Rok 1431 to dla kobiety niebezpieczny czas na bunt.
„Bunt?
To słowo jest jak iskra, można wzniecić nią pożar albo zgasić ją palcami”.
Ona decyduje się rozpalić ogień.
Anglia od kilkudziesięciu lat toczy wycieńczającą wojnę z Francją. Tymczasem w kraju żądni władzy i skorumpowani członkowie wielkich rodów feudalnych manipulują coraz słabszym i popadającym w szaleństwo królem. Rozpoczyna się wieloletnia walka o tron Anglii między dwiema liniami rządzącej dynastii: Lancasterami (mającymi w herbie czerwoną różę) i Yorkami (z białą różą w herbie).

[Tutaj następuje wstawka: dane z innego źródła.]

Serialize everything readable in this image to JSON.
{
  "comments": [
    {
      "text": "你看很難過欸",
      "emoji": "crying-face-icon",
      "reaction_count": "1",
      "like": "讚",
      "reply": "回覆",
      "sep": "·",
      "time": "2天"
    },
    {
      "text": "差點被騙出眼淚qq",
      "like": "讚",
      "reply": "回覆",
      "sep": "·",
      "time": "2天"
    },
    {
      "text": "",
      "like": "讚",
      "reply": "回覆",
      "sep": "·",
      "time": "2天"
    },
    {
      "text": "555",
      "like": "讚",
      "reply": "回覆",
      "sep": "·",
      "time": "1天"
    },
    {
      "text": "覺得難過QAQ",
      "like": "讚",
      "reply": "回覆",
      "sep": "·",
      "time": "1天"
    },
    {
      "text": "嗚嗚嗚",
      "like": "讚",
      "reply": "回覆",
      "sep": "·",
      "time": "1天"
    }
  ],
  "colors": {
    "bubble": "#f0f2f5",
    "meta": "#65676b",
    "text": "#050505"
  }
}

Na wroga publicznego numer jeden wyrasta Ryszard, książę Yorku i mąż Cecylii Neville, charyzmatycznej kobiety, która wywiera na niego dominujący wpływ.
Gdy prawowity władca traci całkowicie rozum, spiski mające na celu zniszczenie Yorków nabierają tempa. Ocalenie rodziny będzie wymagało od Cecylii ogromnej odwagi i przebiegłości. Czy w burzliwym momencie dziejów, gdy dla angielskiej korony kluczowe staje się samo przetrwanie, błyskotliwa księżna zaryzykuje zdradę, by ją ocalić?
Figury na szachownicy są już rozstawione. Czas na pierwszy ruch.
To jest wojna, w której walczą kobiety.
Zdumiewający debiut, który opowiada o znanych z kronik pierwszych dniach wojny Dwóch Róż, widzianych oczami najważniejszej – niewidzialnej – bohaterki tych wydarzeń.